Landlocked Macedonia is little-known to British visitors, but its affordability and stability are making it an attractive tourist proposition. It’s a beautiful country of mountains, rivers, lakes and waterfalls, bordered by Albania, Kosovo, Greece, Serbia and Bulgaria. Its cuisine blends Eastern European, Middle Eastern and Mediterranean flavours. Macedonia offers a bountiful supply of fruit and veg, great wine-growing territories, and a tradition of good, hearty home-cooking. After lunch, we stroll through the Green Market, where chefs and housewives jostle for haggling space. Stalls are piled high with pink strawberries; plump, shiny olives; long, curving, mild peppers; and bags of pine nuts.
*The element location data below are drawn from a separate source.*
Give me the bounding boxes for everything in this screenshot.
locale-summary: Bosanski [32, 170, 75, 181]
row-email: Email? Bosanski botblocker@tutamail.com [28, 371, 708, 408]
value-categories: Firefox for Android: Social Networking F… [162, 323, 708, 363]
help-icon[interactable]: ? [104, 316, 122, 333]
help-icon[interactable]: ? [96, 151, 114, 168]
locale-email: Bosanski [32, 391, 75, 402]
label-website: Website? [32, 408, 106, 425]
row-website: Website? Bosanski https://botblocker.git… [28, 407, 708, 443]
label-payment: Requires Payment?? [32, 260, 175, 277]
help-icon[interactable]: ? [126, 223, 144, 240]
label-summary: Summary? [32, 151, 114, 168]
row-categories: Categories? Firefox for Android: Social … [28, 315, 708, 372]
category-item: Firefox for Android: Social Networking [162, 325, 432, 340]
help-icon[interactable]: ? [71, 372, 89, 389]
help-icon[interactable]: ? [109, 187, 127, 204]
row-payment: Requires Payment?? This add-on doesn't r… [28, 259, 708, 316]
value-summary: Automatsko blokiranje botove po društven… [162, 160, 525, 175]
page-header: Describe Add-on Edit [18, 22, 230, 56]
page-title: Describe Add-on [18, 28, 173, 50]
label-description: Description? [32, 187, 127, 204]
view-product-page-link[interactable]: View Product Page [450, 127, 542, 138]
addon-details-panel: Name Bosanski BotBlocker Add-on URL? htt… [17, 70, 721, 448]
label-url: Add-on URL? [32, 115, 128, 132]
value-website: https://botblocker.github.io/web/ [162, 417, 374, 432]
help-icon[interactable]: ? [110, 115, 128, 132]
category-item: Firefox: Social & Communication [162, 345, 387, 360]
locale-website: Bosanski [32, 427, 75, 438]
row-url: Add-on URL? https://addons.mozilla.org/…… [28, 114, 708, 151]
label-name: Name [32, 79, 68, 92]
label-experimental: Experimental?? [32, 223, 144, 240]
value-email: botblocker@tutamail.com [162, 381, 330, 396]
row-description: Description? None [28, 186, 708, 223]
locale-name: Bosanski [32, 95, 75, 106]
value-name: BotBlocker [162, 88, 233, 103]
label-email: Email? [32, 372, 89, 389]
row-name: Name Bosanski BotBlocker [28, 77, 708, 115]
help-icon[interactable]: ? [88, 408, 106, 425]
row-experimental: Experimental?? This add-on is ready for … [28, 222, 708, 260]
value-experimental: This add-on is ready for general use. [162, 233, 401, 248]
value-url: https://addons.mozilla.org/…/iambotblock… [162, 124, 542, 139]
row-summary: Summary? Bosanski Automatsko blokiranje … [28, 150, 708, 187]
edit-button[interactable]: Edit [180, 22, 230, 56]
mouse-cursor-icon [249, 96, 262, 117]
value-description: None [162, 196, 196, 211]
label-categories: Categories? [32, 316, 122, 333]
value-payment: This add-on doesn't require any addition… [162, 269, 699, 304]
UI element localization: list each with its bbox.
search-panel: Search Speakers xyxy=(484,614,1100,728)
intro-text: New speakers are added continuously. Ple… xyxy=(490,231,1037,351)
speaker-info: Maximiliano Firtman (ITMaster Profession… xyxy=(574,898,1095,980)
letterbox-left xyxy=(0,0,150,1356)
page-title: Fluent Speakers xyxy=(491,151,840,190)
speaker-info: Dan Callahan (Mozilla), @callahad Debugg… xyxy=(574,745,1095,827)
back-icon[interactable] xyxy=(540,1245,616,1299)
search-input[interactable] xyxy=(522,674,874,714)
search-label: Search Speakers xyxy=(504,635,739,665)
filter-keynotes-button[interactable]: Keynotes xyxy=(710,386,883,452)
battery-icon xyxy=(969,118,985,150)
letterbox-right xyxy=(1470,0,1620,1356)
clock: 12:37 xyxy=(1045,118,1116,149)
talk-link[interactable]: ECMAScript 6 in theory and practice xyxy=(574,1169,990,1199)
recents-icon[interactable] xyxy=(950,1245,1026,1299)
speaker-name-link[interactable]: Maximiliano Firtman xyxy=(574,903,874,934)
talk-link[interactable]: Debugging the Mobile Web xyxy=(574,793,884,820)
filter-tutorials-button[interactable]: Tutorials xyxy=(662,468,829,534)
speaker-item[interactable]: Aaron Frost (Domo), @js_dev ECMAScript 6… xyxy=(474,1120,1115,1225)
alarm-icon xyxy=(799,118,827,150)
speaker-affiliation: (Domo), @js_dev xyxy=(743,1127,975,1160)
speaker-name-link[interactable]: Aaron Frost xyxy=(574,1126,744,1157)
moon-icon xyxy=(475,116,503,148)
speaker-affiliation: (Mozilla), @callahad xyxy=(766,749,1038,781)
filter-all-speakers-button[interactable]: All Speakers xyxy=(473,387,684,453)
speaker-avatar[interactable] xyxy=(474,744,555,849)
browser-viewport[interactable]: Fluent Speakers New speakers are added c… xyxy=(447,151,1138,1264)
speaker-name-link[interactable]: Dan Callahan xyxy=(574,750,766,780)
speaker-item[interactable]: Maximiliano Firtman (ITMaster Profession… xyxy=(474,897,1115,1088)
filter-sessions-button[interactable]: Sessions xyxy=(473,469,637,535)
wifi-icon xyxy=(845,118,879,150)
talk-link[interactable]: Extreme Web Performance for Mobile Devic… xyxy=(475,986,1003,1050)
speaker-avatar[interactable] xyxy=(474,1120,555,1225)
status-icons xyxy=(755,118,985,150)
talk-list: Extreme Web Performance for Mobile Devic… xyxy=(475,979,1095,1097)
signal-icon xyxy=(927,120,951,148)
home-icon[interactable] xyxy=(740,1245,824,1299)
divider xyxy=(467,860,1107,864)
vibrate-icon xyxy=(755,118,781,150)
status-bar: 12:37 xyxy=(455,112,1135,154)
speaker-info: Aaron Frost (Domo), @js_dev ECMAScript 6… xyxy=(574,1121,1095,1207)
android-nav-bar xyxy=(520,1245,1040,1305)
One twinkly-eyed stallholder cuts me dozens of slivers of different types of local cheese to try. We spend the next few days travelling around the country and encountering locals who are passionate about their regional ingredients. In the west of Macedonia is the picturesque hillside village of Janche, which sits within the breathtaking, wild beauty of Mavrovo National Park, overlooking the winding Radika river. Among its huddle of red-roofed, stone buildings is the Hotel Tutto, whose affable owner, Tefik ‘Tutto’ Tefikoski, is a member of the Slow Food Macedonia society. Tutto sets about preparing lunch, frying mushrooms – which he has helped forage – in oil and vinegar with garlic and peppers over the open fire. Already bubbling in a huge iron pot is kachamak, a dish made of cornflour and potato. We devour it with the peppery mushrooms and cooling sheep’s curds.
We watch dessert, a pita, or pastry pie, being prepared. The pastry is rolled out so finely it’s almost see-through. It’s layered, then coiled, like a snake, before being baked, with blackberries, under a metal dome covered in hot coals and ashes. After wolfing it down, I’m offered a shot of Tutto’s homemade rakija, the national firewater. A highlight is a side trip to Tikveš winery, where the climateandthesoilproducehigh-qualitygrapes.Varieties to look out for include red Vranac, Stanusina (both indigenous) and Merlot, while whites include Sauvignon Blanc.
Our final stop is at the Unesco heritage town of Ohrid on the shores of the lake of the same name. The fish that live in it make for some intriguing dishes and after a night at a traditional villa-turned- guesthouse, we try a local fish-stew breakfast at a waterfront cafe we’ve sailed to. My delicious, lemony broth made with lake trout is a revelation – like Macedonia itself.